Monday, September 14, 2009

In the book 'The Wind Farm Scam', to be released on 30th September 2009......

As many of you know I sit on the East Riding of Yorkshire Council’s Planning Committee, which over the past two years have considered a number of applications for renewable energy proposals. I have voted both for and against renewable energy proposals including windfarms, treating each application on its own merits and will continue to do so.

Today I received the following, which is quite interesting and raises a number of issues worth debating.

Please feel free to offer comments as I would be interested to hear your views (needless to say I won't be commenting myself).

Environmental Scientist exposes wind farm scam

In his book The Wind Farm Scam, to be released on 30th September 2009, Dr. John Etherington argues that wind farm technology is a wholly counter-productive and undesirable response to the problems of climate change and electricity generation. Dr. Etherington is a former Reader in Ecology, Thomas Huxley Medallist at the Royal College of Science and former co-editor of the Journal of Ecology.

The Wind Farm Scam explains that the intermittent nature of wind power cannot generate a steady output, a fact that necessitates back-up systems from coal and gas-powered plants that significantly negate any reduction of greenhouse gas emissions.

In addition, there are the ecological drawbacks, including damage to habitats and wildlife, and the far from insignificant aesthetic drawback of the assault upon natural beauty which wind turbines entail.

Moreover, wind power is being excessively financed at the cost of consumers who have been neither consulted nor informed that this subsidy is being paid from their bills to support an industry that cannot be cost-efficient.

With the recent proliferation of local groups opposing wind farm planning applications (now over 300), and the increasingly frequent and challenging discussions on wind farms in all the media - including a round condemnation by James Lovelock on the BBC’s Hard Talk programme - this meticulously researched and compellingly-argued book could not be more timely.

As Christopher Booker says in his introduction:

“Eventually the obsession of our politicians with tower blocks was seen to be one of the greatest follies of the age.

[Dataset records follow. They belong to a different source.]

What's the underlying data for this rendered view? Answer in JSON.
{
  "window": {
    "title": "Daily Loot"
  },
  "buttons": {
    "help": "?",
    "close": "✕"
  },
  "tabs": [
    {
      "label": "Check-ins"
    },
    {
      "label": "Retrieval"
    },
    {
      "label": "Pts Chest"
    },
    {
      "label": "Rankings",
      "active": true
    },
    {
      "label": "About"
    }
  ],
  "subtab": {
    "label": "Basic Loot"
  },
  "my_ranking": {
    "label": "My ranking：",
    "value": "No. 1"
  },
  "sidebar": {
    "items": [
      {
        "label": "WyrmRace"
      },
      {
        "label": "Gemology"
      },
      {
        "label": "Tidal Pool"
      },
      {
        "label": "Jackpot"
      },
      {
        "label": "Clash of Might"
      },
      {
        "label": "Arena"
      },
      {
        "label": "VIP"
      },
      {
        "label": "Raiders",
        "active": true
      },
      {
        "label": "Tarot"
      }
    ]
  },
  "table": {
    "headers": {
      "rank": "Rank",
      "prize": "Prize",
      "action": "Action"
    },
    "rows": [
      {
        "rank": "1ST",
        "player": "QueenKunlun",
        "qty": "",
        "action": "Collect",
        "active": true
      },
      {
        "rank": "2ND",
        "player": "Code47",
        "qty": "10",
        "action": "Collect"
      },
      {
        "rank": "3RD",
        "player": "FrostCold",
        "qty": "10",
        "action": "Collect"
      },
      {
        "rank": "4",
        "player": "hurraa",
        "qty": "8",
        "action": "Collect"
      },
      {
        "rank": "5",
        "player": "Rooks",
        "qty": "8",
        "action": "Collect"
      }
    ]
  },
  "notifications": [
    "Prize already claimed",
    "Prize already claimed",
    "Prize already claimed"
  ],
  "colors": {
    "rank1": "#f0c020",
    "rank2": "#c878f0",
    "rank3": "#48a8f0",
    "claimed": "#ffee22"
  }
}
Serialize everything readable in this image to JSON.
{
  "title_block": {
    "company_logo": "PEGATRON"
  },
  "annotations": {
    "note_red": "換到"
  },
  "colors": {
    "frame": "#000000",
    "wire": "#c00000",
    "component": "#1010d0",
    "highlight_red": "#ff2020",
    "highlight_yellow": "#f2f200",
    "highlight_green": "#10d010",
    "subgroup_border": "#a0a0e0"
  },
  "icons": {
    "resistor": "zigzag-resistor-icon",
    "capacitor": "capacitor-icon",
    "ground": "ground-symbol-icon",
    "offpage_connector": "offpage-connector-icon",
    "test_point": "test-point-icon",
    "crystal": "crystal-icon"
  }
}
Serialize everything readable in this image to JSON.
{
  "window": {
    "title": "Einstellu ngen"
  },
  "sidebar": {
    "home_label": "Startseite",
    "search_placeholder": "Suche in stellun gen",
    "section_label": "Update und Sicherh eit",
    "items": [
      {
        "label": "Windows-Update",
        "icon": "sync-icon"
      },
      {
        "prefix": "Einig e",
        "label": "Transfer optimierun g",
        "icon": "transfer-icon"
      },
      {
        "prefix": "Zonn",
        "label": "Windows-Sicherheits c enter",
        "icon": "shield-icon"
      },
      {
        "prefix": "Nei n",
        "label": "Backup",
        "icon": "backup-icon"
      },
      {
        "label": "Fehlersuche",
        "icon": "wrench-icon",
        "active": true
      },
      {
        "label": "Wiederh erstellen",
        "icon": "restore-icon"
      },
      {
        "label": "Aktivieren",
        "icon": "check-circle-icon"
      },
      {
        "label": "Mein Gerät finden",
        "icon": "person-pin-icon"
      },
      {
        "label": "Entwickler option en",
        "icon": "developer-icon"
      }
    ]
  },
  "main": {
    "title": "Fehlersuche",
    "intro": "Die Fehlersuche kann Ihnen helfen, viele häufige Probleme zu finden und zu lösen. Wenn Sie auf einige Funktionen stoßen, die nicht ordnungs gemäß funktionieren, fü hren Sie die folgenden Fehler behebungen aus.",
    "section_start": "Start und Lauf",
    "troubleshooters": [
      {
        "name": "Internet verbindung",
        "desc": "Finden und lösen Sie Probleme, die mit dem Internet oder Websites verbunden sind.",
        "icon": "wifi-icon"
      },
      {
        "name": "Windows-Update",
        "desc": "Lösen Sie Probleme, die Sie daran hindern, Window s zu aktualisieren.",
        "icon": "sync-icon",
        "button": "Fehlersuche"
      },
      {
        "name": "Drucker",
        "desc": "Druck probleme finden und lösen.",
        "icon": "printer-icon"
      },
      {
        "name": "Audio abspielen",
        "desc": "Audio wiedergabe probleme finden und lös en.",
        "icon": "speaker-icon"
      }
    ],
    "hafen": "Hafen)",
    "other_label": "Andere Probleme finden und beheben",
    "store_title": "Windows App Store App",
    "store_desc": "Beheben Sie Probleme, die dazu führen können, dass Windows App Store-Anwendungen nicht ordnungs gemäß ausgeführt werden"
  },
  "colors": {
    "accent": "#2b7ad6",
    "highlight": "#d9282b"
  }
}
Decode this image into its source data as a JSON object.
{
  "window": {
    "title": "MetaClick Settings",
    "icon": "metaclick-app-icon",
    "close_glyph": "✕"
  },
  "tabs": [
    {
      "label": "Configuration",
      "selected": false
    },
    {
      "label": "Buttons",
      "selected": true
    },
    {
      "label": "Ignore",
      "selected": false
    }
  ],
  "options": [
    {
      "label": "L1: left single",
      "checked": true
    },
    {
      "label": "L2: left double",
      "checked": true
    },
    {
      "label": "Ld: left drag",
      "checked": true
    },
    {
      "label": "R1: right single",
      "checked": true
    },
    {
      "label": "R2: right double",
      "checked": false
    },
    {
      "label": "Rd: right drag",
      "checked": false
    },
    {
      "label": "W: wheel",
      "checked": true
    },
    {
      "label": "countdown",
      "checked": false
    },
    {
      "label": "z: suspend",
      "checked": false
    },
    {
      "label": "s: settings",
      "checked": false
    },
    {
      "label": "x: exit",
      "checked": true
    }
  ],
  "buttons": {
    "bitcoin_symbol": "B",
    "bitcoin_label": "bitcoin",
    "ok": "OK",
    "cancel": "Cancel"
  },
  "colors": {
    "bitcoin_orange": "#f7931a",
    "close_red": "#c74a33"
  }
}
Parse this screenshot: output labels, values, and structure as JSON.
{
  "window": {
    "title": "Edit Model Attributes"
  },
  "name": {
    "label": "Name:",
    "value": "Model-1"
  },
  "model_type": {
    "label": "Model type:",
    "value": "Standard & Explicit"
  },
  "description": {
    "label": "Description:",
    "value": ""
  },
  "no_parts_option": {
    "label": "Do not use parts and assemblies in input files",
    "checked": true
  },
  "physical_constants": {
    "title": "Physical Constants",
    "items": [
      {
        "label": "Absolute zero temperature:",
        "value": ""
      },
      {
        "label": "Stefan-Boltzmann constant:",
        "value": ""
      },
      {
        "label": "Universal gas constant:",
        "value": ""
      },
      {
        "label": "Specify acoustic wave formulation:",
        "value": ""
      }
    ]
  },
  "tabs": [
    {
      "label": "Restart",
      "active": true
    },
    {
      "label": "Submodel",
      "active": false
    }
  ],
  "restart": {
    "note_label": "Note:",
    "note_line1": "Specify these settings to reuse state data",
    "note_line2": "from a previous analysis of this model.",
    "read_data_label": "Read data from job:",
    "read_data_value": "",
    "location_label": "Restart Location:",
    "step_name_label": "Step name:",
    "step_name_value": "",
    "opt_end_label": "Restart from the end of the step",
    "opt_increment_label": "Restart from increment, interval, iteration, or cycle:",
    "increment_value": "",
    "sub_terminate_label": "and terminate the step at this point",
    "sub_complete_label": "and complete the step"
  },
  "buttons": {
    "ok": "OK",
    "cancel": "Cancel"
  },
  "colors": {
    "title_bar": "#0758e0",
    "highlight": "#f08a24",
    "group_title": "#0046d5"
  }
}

In time to come – it may be sooner than we think – the obsession with wind power will likewise come to be seen as an even greater folly”

The press release continues:

Publication of "The Wind Farm Scam" comes at a crucial time, as our government appears determined to confront public opposition to deployment of wind power. Just a few months ago Energy Secretary Ed Miliband publicly stated "It is socially unacceptable to be against wind turbines . . ." and more recently Huw Irranca-Davies, DEFRA minister for marine and natural environment, supported the fast-tracking of wind power through the planning system by allowing developers to finance local projects. Such action is contrary to the government's own 2007 policy set out in "Delivering Community Benefits from Wind Energy Development: A Toolkit" which contained the categorical statement that: "To put it simply, planning permission cannot be 'bought'.”

Despite the government's statement that 81% of people are in favour of wind power and that 62% would be happy to live within 5 km of a wind power development, media polls have recently shown a consistent 70% to 90% of people opposing local wind farm development. For example, whilst this book was in press, the Scottish "Lochaber News" asked if councilors should approve a plan for wind turbines, to which question the poll gave a resounding "No - 90%". We are not alone. In Germany, usually presented as a showcase for wind power, the response to the State of Brandenburg's decision to increase the already large areas covered by wind farms, was a local petition of 27,000 signatures opposing the decision.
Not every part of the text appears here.